Its been stressful, but we have the home to ourselves now, (ok except the semester break between summer and fall)

I think I would have to redefine the question just to approach your numbers ha ha.


----------



## BayArea (Sep 17, 2012)

Hi Decorum -

Remember me?  I tried sending you a PM to connect but it seems I am not able to do so - send me a PM when you get time - all is going well and just wanted to catch up - take care and happy new year!


----------



## Q tip (Apr 15, 2014)

Whittle your list down by 20% and you'll be 100% happy! 
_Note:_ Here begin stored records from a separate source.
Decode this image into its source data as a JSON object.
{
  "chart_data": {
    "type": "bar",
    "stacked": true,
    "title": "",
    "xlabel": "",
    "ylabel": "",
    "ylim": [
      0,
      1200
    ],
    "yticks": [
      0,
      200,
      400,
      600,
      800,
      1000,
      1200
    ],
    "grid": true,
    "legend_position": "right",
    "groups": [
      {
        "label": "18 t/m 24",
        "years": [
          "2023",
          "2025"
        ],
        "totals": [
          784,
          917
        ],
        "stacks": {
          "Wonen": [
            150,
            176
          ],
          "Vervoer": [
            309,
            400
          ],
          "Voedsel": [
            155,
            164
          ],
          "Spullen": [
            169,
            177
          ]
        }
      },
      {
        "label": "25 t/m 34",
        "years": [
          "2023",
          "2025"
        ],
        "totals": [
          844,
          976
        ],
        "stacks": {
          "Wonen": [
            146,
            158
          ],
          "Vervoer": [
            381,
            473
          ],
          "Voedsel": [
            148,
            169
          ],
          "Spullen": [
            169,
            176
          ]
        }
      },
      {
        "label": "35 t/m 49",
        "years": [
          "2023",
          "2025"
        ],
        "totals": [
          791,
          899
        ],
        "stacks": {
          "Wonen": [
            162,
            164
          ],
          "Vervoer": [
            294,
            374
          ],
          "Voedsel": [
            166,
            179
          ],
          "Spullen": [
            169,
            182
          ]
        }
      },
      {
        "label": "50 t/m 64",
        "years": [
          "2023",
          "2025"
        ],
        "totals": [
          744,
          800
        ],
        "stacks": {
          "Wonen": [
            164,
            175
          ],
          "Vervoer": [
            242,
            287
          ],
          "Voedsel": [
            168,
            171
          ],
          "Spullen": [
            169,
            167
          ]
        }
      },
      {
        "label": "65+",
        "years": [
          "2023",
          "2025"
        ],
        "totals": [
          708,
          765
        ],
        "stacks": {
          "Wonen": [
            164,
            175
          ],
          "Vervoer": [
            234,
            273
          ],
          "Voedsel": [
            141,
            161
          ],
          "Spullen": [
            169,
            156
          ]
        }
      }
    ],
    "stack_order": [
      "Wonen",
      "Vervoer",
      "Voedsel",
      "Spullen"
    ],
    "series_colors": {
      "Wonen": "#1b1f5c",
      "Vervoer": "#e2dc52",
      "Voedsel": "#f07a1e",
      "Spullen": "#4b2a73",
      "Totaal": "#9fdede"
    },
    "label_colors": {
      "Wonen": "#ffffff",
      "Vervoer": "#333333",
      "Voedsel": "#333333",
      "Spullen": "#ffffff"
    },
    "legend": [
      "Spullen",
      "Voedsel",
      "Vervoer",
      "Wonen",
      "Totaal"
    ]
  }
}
The list was simply too long...


----------



## G.J. (Nov 4, 2014)

Couldn't in a lot of cases be made that both partners get the lower end of the 80/20 though?

Even in the fantasy world of WW/WH


----------



## Mr.Fisty (Nov 4, 2014)

Sometimes you might find more than 80 in another person. I knew a hot wife who left her husband for her new man. She is more fulfilled with him. Her ex-husband help her find him when he pushed her to have sex with other men. She and her new man have been married for the last 5 years, and they are happy raising horses together, which is one of her passion. Her ex husband is a banker. In terms of wealth, she is less off, but more fulfilled living a more simple life. Chances are, there might be aps out there that can fulfill more than just the 20. Some of the requirements might overlap.


----------



## Decorum (Sep 7, 2012)

BayArea said:


> Hi Decorum -
> 
> Remember me?  I tried sending you a PM to connect but it seems I am not able to do so - send me a PM when you get time - all is going well and just wanted to catch up - take care and happy new year!


Of course I remember, PM's have been turned on again.

I was attempting a break from TAM (at least for the Holidays) and I shut it off, but I linger on for how much longer IDK but I would always love to hear from you, I will have to send you an email address as well.

PM away!


----------



## Decorum (Sep 7, 2012)

Mr.Fisty said:


> Sometimes you might find more than 80 in another person. I knew a hot wife who left her husband for her new man. She is more fulfilled with him. Her ex-husband help her find him when he pushed her to have sex with other men. She and her new man have been married for the last 5 years, and they are happy raising horses together, which is one of her passion. Her ex husband is a banker. In terms of wealth, she is less off, but more fulfilled living a more simple life. Chances are, there might be aps out there that can fulfill more than just the 20. Some of the requirements might overlap.


Yuck Mr. Fishy,

That has all the hallmarks of a Greek Tragedy, I don't know whether to laugh, cry, or sigh at the happy ending and stroke of justice.

The Old German in whose business I served a Tool and Die apprenticeship many years ago passed onto me a word of advice he received from his father, "Son never lend your bike or your wife to another man, you will not get either back in the same condition they were when you lent them." Words to live by! 

We have trained horses form many years so it is a theme I am fond of. I forgot I even had this thread hanging out there ha ha.


Take care all, Decorum.


----------